To a great extent, the recent world global economy was funded by housing bubbles, used by credit card companies and Banks to provide loans which in turn grew customer demand. That demand was based on the bubble, not on increased wages world-wide. In fact, business did all it could to repress wages and increase profits to inflate stock markets. But, in the long-run, this expansion was unsustainable, as are all expansions based on financial tricks and increasing inequality in economic returns among people.

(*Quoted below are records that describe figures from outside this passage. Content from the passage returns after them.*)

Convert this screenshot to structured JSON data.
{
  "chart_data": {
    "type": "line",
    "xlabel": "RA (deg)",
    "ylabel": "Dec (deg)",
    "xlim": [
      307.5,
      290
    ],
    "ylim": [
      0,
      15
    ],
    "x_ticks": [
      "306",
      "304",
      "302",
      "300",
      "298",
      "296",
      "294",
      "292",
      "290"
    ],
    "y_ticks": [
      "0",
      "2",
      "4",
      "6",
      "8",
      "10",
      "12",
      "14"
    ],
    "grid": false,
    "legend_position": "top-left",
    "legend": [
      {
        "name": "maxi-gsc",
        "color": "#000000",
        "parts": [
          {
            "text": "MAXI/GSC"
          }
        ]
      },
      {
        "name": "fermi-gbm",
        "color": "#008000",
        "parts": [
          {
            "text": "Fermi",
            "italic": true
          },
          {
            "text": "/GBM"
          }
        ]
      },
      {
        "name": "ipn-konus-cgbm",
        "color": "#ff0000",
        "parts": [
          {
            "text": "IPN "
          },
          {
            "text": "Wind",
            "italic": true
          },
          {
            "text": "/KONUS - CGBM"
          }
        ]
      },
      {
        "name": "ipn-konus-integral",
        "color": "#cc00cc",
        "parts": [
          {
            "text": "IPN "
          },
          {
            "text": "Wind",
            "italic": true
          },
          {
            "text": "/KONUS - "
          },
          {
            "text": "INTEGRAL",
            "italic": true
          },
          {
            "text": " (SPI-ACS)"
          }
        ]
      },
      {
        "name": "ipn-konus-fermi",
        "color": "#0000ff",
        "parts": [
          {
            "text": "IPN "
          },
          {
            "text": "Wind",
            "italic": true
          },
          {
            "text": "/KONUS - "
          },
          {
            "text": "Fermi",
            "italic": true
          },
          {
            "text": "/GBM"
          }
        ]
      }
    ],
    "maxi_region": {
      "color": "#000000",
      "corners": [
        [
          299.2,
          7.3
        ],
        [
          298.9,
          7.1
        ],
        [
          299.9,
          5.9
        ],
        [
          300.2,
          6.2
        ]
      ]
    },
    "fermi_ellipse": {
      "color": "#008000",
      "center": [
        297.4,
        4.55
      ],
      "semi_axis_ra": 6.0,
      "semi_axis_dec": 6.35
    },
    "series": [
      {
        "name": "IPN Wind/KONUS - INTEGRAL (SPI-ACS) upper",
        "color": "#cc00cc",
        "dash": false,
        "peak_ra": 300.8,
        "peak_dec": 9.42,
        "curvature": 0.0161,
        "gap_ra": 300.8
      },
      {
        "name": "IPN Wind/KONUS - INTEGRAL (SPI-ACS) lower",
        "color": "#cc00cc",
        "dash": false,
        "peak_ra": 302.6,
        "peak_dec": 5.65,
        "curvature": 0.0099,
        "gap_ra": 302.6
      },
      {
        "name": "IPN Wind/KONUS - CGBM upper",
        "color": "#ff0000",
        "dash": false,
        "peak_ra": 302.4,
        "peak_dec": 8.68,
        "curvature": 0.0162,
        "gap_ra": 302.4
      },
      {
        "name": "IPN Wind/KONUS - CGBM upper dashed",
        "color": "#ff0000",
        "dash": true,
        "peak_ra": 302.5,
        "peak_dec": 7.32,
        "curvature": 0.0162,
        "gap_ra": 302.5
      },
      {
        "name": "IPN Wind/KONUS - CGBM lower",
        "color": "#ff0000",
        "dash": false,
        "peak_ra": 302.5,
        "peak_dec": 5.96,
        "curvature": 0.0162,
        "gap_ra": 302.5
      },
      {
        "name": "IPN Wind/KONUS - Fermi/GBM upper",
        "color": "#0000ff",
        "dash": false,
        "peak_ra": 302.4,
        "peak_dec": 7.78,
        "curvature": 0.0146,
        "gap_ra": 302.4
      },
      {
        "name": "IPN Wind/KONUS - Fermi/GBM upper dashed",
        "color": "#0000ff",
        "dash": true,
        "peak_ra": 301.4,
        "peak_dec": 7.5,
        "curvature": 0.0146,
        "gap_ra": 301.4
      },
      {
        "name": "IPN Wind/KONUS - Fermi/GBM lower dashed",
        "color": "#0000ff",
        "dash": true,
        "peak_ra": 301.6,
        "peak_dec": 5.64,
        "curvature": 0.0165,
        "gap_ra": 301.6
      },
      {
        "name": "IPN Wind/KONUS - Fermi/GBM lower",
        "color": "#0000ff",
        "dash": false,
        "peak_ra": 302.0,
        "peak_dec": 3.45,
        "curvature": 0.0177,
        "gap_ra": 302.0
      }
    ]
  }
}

If business wants to maintain and grow demand it needs to better distribute the gains from economic activity. It needs to support, pay for, and acquiesce in Government efforts all over the world to better balance out rewards. It needs also to acquiesce in and support Government efforts to ensure that the money supply is sufficient to absorb the products the world is capable of creating. Governments of nations with unused productive capacity need to turn to investments in the future that produce valued things. They need not worry about deficits or inflation or debts our grandchildren will have to pay, as long as they take to care to invest in assets that our grandchildren can use, value and enjoy. The don’t need to worry about inflation resulting from their printing money, as long as that money is being used to fund unused productive capacity or useful investments. Inflation will occur if the money supply outruns our productive capacity. But with factories shutting down all over the world, that’s not our problem right now.